Research shows that people who have the space to assume expansive postures — head and chest up, arms stretched out, legs hip-width or wider — have greater sense of personal power than people who are cramped into spaces that push them into constrictive postures — head tucked, shoulders hunched, elbows and arms tucked close to the torso, legs crossed.
That greater sense of power can cause people to feel entitled and to act on that entitlement in negative ways — they’re more likely to cheat on tests or violate traffic laws with a sense of impunity.
But that sense of personal power can also give us permission to express ourselves creatively and to expand our intellect and imagination.
Moving Is the Way Out of Resistance
Moving our bodies moves our minds and imagination. This may be why so many writers use walking as a ritual entry-point to their writing or as a way to move through the places where they’re stuck.
Even subtle movements of the body affect our emotions, perceptions and behavior. For example, simply arranging your facial muscles in a smile will make you happier.
I don’t think it’s much of a stretch of the imagination to assume that being able to spread out your materials in your work space and to have physical space to stretch your arms will expand your perspective. Nor is it a reach to assume that feeling physically or psychologically constricted will inhibit your writing.
Stretch Out of Resistance
If you’re going to stretch yourself metaphorically to take risks, to venture into uncertainty, to feel free to explore, experiment and make the messes needed to discover new patterns in the disorder, you need to be able to stretch your body.
Own Your Writing Space
Writers need a safe place for our writing and our creative process. Do you have space in your home or office dedicated to your writing? Does your writing space double as family space? Who decides when it’s yours?
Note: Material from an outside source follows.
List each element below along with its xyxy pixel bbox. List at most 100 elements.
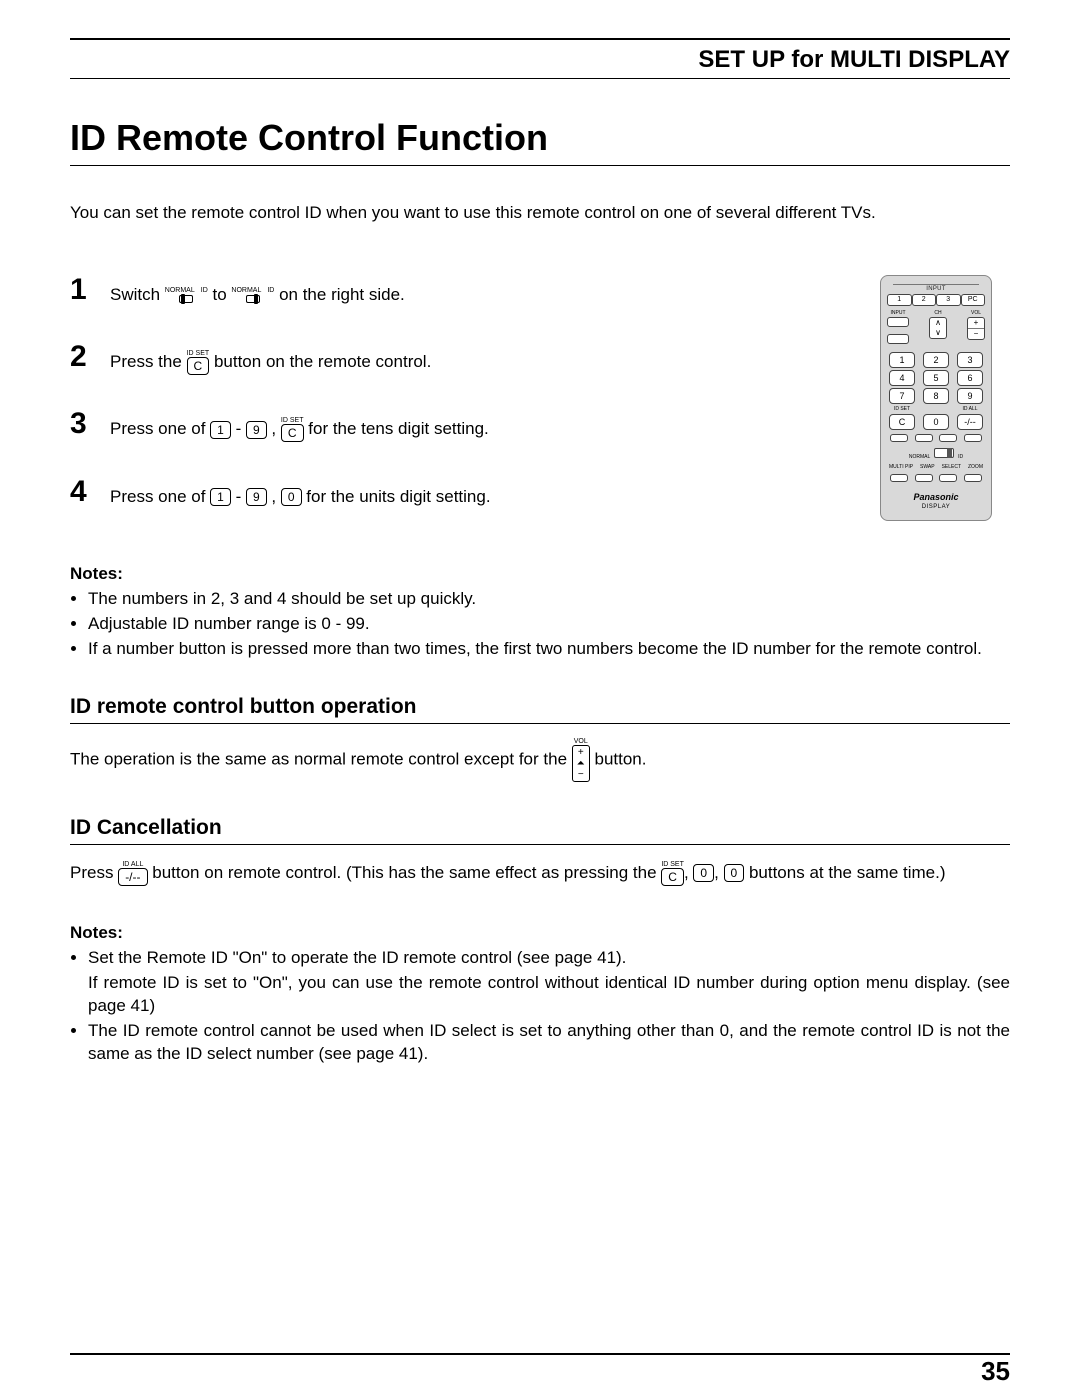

If you can’t dedicate physical space to writing, consider what Twyla Tharp says about “the box” in The Creative Habit: Learn It and Use It for Life:
“Everyone has his or her own organizational system. Mine is a box, the kind you can buy at Office Depot for transferring files. I start every dance with a box. I write the project name on the box, and as the piece progresses I fill it up with every item that went into the making of the dance. This means notebooks, news clippings, CDs, videotapes of me working alone in my studio, videos of the dancers rehearsing, books and photographs and pieces of art that may have inspired me…
“The box makes me feel organized, that I have my act together even when I don’t know where I’m going yet.
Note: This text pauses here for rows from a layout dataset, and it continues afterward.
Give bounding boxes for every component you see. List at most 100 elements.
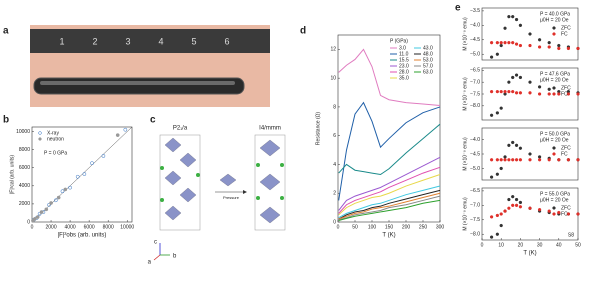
point: [56, 195, 61, 200]
atom: [160, 198, 164, 202]
point: [39, 210, 44, 214]
y-tick-label: −4.5: [470, 37, 480, 43]
y-tick-label: 8: [333, 104, 336, 110]
point: [576, 212, 580, 216]
point: [518, 75, 523, 80]
octahedron: [259, 206, 281, 224]
y-tick-label: 2000: [19, 201, 30, 207]
ruler-number: 1: [59, 36, 64, 46]
point: [514, 203, 519, 207]
point: [528, 206, 532, 210]
legend-label: ZFC: [561, 25, 571, 31]
legend-label: 63.0: [423, 69, 433, 75]
y-tick-label: 10000: [16, 129, 30, 135]
point: [514, 197, 519, 202]
point: [537, 38, 542, 42]
octahedron: [259, 173, 281, 191]
y-tick-label: −4.0: [470, 23, 480, 29]
point: [576, 158, 580, 162]
point: [489, 55, 494, 59]
point: [528, 80, 532, 84]
point: [518, 43, 523, 48]
photo: [30, 25, 270, 107]
y-tick-label: −5.0: [470, 166, 480, 172]
point: [499, 43, 503, 48]
annotation: μ0H = 20 Oe: [540, 77, 569, 83]
x-tick-label: 200: [402, 224, 411, 230]
axis-label: b: [173, 254, 177, 260]
point: [495, 41, 500, 45]
series-line: [338, 123, 441, 176]
y-tick-label: −8.0: [470, 232, 480, 238]
annotation: μ0H = 20 Oe: [540, 17, 569, 23]
legend-swatch: [38, 137, 42, 141]
y-tick-label: −4.5: [470, 151, 480, 157]
y-tick-label: −7.0: [470, 80, 480, 86]
ruler-number: 4: [158, 36, 163, 46]
ruler: [30, 29, 270, 53]
point: [49, 201, 53, 205]
point: [566, 46, 571, 51]
point: [499, 106, 503, 110]
point: [528, 43, 532, 48]
x-tick-label: 20: [518, 242, 524, 248]
legend-label: 35.0: [399, 75, 409, 81]
point: [576, 92, 580, 96]
structure-diagram: P2₁/a I4/mmm Pressure c a b: [148, 126, 286, 266]
point: [507, 15, 511, 19]
point: [557, 92, 561, 96]
sample: [33, 77, 245, 95]
legend-label: 48.0: [423, 51, 433, 57]
point: [528, 91, 532, 95]
point: [75, 174, 80, 179]
legend-title: P (GPa): [390, 38, 408, 44]
legend-label: FC: [561, 151, 568, 157]
atom: [256, 163, 260, 167]
ruler-number: 3: [125, 36, 130, 46]
point: [511, 158, 515, 162]
point: [576, 46, 580, 51]
point: [495, 158, 500, 162]
point: [547, 92, 551, 96]
point: [489, 215, 494, 219]
x-tick-label: 10: [498, 242, 504, 248]
point: [68, 185, 72, 190]
point: [547, 41, 551, 45]
ruler-number: 2: [92, 36, 97, 46]
legend-swatch: [552, 206, 556, 210]
series-line: [338, 101, 441, 201]
axis-label: a: [148, 260, 152, 266]
arrowhead: [243, 190, 247, 194]
cell: [159, 134, 201, 231]
x-tick-label: 50: [575, 242, 581, 248]
cell: [254, 134, 286, 231]
x-tick-label: 0: [337, 224, 340, 230]
annotation: μ0H = 20 Oe: [540, 137, 569, 143]
point: [557, 210, 561, 215]
annotation: P = 47.6 GPa: [540, 71, 570, 77]
point: [511, 15, 515, 19]
legend-label: 28.0: [399, 69, 409, 75]
atom: [196, 173, 200, 177]
panel-label: c: [150, 115, 156, 126]
y-axis-label: M (×10⁻⁸ emu): [462, 17, 468, 51]
legend-label: 43.0: [423, 45, 433, 51]
point: [557, 43, 561, 48]
point: [507, 143, 511, 147]
point: [495, 52, 500, 56]
annotation: P = 50.0 GPa: [540, 131, 570, 137]
legend-label: 57.0: [423, 63, 433, 69]
point: [503, 158, 507, 162]
legend-label: FC: [561, 31, 568, 37]
point: [547, 45, 551, 49]
x-tick-label: 300: [436, 224, 445, 230]
octahedron: [259, 139, 281, 157]
y-tick-label: 12: [330, 47, 336, 53]
x-tick-label: 8000: [103, 224, 114, 230]
point: [528, 158, 532, 162]
legend-label: 3.0: [399, 45, 406, 51]
point: [547, 209, 551, 213]
point: [35, 215, 40, 219]
point: [115, 133, 120, 137]
point: [528, 32, 532, 36]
“It also represents a commitment. The simple act of writing a project name on the box means I’ve started work.
“The box makes me feel connected to a project. It is my soil. I feel this even when I’ve back-burnered a project: I may have put the box away on a shelf, but I know it’s there. The project name on the box in bold black lettering is a constant reminder that I had an idea once and may come back to it very soon.”
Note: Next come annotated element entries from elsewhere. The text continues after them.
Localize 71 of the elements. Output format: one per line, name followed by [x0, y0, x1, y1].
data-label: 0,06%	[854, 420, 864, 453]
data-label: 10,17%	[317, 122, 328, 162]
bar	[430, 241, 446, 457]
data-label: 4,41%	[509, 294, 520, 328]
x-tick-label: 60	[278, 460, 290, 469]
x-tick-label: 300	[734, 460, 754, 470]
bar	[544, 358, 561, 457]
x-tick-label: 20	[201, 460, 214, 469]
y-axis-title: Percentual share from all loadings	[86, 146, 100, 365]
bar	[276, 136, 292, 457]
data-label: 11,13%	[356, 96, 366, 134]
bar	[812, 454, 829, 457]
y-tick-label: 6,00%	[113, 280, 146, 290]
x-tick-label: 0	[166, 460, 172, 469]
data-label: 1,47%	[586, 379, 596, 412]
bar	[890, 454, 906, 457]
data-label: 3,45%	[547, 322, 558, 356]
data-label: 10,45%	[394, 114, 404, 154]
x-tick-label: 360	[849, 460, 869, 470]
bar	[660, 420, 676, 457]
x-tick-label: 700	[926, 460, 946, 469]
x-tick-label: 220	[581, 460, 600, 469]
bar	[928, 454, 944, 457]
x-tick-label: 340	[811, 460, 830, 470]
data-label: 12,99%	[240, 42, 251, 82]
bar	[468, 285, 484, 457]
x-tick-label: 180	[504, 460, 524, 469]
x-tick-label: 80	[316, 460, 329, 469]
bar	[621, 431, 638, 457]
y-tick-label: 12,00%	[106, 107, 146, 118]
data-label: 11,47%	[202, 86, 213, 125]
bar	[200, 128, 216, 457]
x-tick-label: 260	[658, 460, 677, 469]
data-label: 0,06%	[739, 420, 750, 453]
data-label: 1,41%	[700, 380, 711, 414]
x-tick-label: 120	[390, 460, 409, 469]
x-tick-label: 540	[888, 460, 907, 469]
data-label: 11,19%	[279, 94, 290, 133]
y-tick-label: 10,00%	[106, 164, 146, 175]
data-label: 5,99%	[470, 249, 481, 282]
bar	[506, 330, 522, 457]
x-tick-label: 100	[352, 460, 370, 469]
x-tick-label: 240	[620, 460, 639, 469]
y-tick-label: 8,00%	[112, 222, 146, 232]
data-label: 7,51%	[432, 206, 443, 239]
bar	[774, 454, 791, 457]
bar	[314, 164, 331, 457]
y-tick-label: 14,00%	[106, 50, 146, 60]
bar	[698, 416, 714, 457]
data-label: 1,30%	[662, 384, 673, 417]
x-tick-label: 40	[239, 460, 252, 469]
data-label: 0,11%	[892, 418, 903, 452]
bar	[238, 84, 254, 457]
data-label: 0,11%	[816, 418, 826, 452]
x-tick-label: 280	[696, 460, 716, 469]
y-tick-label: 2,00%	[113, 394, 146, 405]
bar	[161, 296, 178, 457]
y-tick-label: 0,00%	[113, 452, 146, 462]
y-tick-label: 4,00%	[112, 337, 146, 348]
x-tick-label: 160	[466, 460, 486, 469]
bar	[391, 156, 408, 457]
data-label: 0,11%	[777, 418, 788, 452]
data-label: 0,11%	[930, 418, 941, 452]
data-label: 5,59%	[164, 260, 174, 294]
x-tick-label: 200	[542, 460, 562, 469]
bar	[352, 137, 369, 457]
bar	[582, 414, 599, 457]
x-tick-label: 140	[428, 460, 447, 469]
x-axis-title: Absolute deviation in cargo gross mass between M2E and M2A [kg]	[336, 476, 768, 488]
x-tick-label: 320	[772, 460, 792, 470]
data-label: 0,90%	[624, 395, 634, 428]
To make family space your writing space, you clear the desk (quickly, perhaps by sweeping everything into a different box) and open the box for your writing project. When you’re done, you put your writing back in the box. That way, no one can clutter the project with unrelated stuff, not even you.
If you write in public places like coffee shops and libraries, you bring the box. You “own” your spot when you believe that while you’re there, no one should violate your space without permission from you.
Take a good look at your writing space. Is it a place that encourages you to assume expansive body positions? Do you “own” the space? Are you entitled to growl a little, if only to yourself, if someone leaves something in your writing space?